Hier aan de Oude Boteringestraat 52 woonde ooit Rodolf Wicheringe. Hij was een oom van de bekende Groningse kaartenmaker Barthold Wicheringe die, samen met de Amsterdamse uitgever en cartograaf Willem Janszoon Blaeu, in 1616 zijn beroemde kaart Groninga Dominium oftewel ‘De heerlijkheid Groningen’ op de markt bracht. De familie Wicheringe woonde in de stad Groningen op dit adres. Net als zijn neef Barthold was Rodolf, zoals dat geschoolde mensen in die tijd betaamde, bedreven in het Latijn en geïnteresseerd in de cultuur van de klassieke Oudheid. Hij was curator van de universiteitsbibliotheek en behoorde tot een groep van cultureel geëngageerde Stadjers die zich inzetten voor het beheer van de bibliotheek en het uitbreiden van de collectie.
Dit zien we terug in de boeken die Rodolf schonk aan de universiteitsbibliotheek. Een van de boeken die hij in de collectie bracht, betreft deze bundel met het verzamelde werk van de Florentijnse humanist Angelo Ambrogini, beter bekend als Angelo Poliziano (1454-1494). Geïnspireerd door Griekse en Romeinse schrijvers uit de Oudheid schreef Poliziano poëzie en proza. Zijn gedichten waren om te beginnen bedoeld als in zichzelf waardevolle poëtische werken, maar ze dienden ook als lesmateriaal voor studenten. Door citaten en motieven uit klassieke Griekse en Latijnse teksten te verwerken in zijn gedichten liet Poliziano zijn lezers kennis maken met de belangrijkste werken uit de Oudheid. Deze uitgave van Poliziano’s verzamelde werk die Rodolf Wicheringe in bezit had, was samengesteld door de Parijse docent klassieke talen Jacques Toussain en gedrukt door de Brabantse geleerde Josse Bade, die in 1503 een drukkerij had geopend in Parijs en daar zelf ook klassieke talen doceerde.

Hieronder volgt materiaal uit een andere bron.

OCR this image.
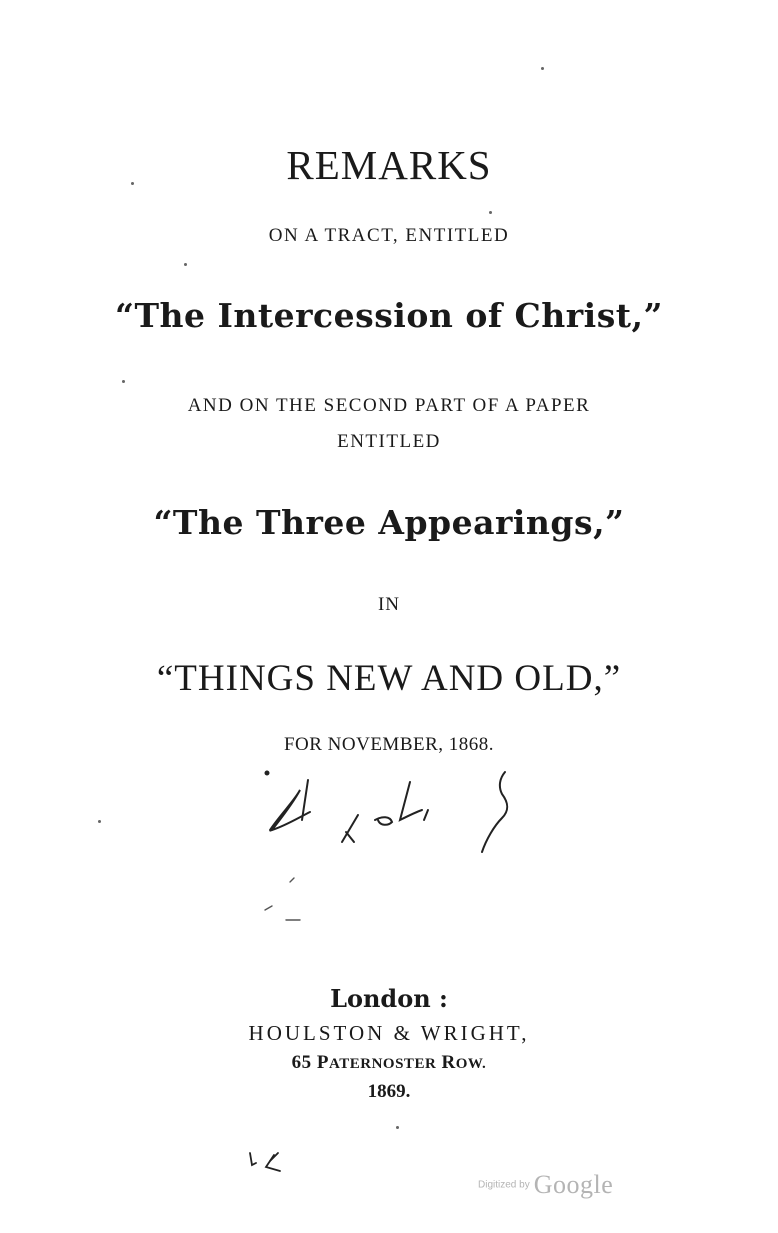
REMARKS
ON A TRACT, ENTITLED
“The Intercession of Christ,”
AND ON THE SECOND PART OF A PAPER
ENTITLED
“The Three Appearings,”
IN
“THINGS NEW AND OLD,”
FOR NOVEMBER, 1868.
London :
HOULSTON & WRIGHT,
65 PATERNOSTER ROW.
1869.
Digitized by Google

Opvallend is, dat Rodolf zijn geschonken Poliziano-boek heeft gesigneerd, maar dat zijn handschrift verder niet terug lijkt te komen in het boek. Wel staan er betrekkelijk veel andere aantekeningen in de marges, door het hele boek heen, maar deze zijn geschreven in één en dezelfde hand die duidelijk verschilt van Rodolfs eigendomsinscriptie. Ook de inhoud van de aantekeningen bevestigt, dat ze door iemand anders zijn geschreven. Eén van de marginale annotaties staat bij een toespraak tot paus Alexander VI die Poliziano schreef voor afgezanten van de stad Siena. In zijn gedrukte tekst beklemtoont Poliziano als katholieke Italiaan de autoriteit van de Apostolische Stoel. Hierbij heeft iemand in de marge geschreven: ‘Quid ais Luthere? Quid o Germani?’ Oftewel: ‘Wat zeg je hierop, Luther? Wat jullie, Duitsers?’ Wie dit opschreef, was hoogstwaarschijnlijk katholiek en dat was Rodolf in ieder geval niet.

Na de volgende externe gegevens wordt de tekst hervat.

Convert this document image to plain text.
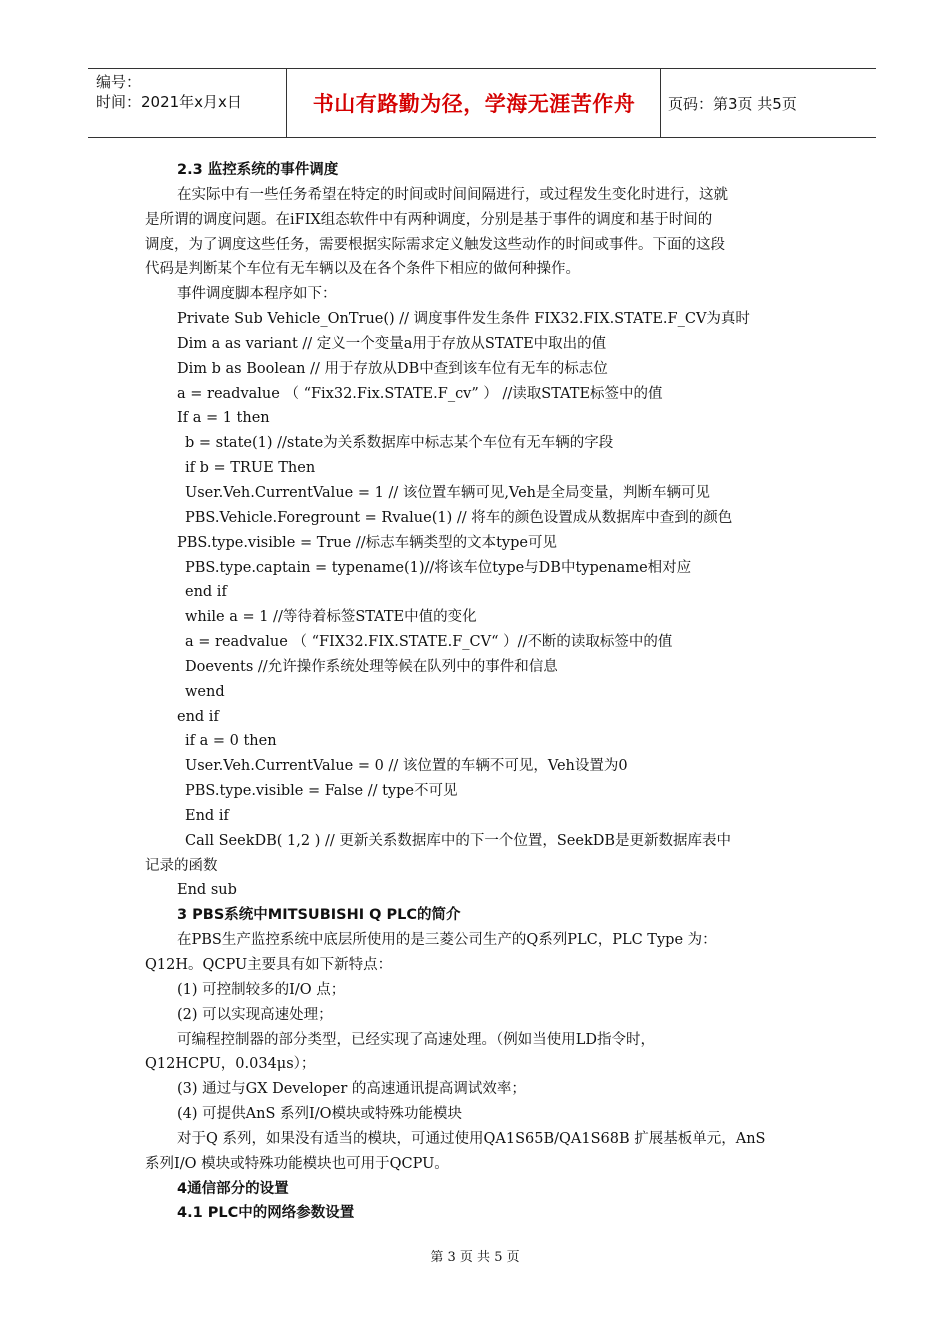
编号：
时间：2021年x月x日	书山有路勤为径，学海无涯苦作舟	页码：第3页 共5页
2.3 监控系统的事件调度
在实际中有一些任务希望在特定的时间或时间间隔进行，或过程发生变化时进行，这就
是所谓的调度问题。在iFIX组态软件中有两种调度，分别是基于事件的调度和基于时间的
调度，为了调度这些任务，需要根据实际需求定义触发这些动作的时间或事件。下面的这段
代码是判断某个车位有无车辆以及在各个条件下相应的做何种操作。
事件调度脚本程序如下：
Private Sub Vehicle_OnTrue() // 调度事件发生条件 FIX32.FIX.STATE.F_CV为真时
Dim a as variant // 定义一个变量a用于存放从STATE中取出的值
Dim b as Boolean // 用于存放从DB中查到该车位有无车的标志位
a = readvalue （ “Fix32.Fix.STATE.F_cv” ） //读取STATE标签中的值
If a = 1 then
b = state(1) //state为关系数据库中标志某个车位有无车辆的字段
if b = TRUE Then
User.Veh.CurrentValue = 1 // 该位置车辆可见,Veh是全局变量，判断车辆可见
PBS.Vehicle.Foregrount = Rvalue(1) // 将车的颜色设置成从数据库中查到的颜色
PBS.type.visible = True //标志车辆类型的文本type可见
PBS.type.captain = typename(1)//将该车位type与DB中typename相对应
end if
while a = 1 //等待着标签STATE中值的变化
a = readvalue （ “FIX32.FIX.STATE.F_CV“ ）//不断的读取标签中的值
Doevents //允许操作系统处理等候在队列中的事件和信息
wend
end if
if a = 0 then
User.Veh.CurrentValue = 0 // 该位置的车辆不可见，Veh设置为0
PBS.type.visible = False // type不可见
End if
Call SeekDB( 1,2 ) // 更新关系数据库中的下一个位置，SeekDB是更新数据库表中
记录的函数
End sub
3 PBS系统中MITSUBISHI Q PLC的简介
在PBS生产监控系统中底层所使用的是三菱公司生产的Q系列PLC，PLC Type 为：
Q12H。QCPU主要具有如下新特点：
(1) 可控制较多的I/O 点；
(2) 可以实现高速处理；
可编程控制器的部分类型，已经实现了高速处理。（例如当使用LD指令时，
Q12HCPU，0.034μs）；
(3) 通过与GX Developer 的高速通讯提高调试效率；
(4) 可提供AnS 系列I/O模块或特殊功能模块
对于Q 系列，如果没有适当的模块，可通过使用QA1S65B/QA1S68B 扩展基板单元，AnS
系列I/O 模块或特殊功能模块也可用于QCPU。
4通信部分的设置
4.1 PLC中的网络参数设置
第 3 页 共 5 页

Bij Poliziano’s gedicht Rusticus (op de bladen 81-84) staan in de kantlijn opvallend veel aantekeningen geschreven, die evenmin door Rodolf Wicheringe lijken te zijn gemaakt. Ze wijzen erop dat in ieder geval één vroegere lezer dit gedicht goed heeft bestudeerd en heeft geprobeerd om alle verwijzingen naar klassieke auteurs en mythologie die Poliziano in zijn gedicht had verwerkt, uit het gedicht te halen. Deze grondige analyse doet vermoeden dat de lezer in kwestie zijn kennis van de klassieken goed op orde had. Dat bevestigen eigenlijk alle handgeschreven aantekeningen in dit boek. Het zijn er niet enorm veel, maar ze getuigen allemaal van de grote geleerdheid die deze voormalige lezer had. Hij kende zelfs uitstekend Grieks.
Al met al laat dit boek mooi zien dat de geschoolde kringen van Groningen zich in de zestiende en zeventiende eeuw enthousiast bezighielden met talen en culturen die al meer dan duizend jaar oud waren. Deze interesse is met de stichting van de Universiteit en haar bibliotheek tot op de dag van vandaag in Groningen gebleven.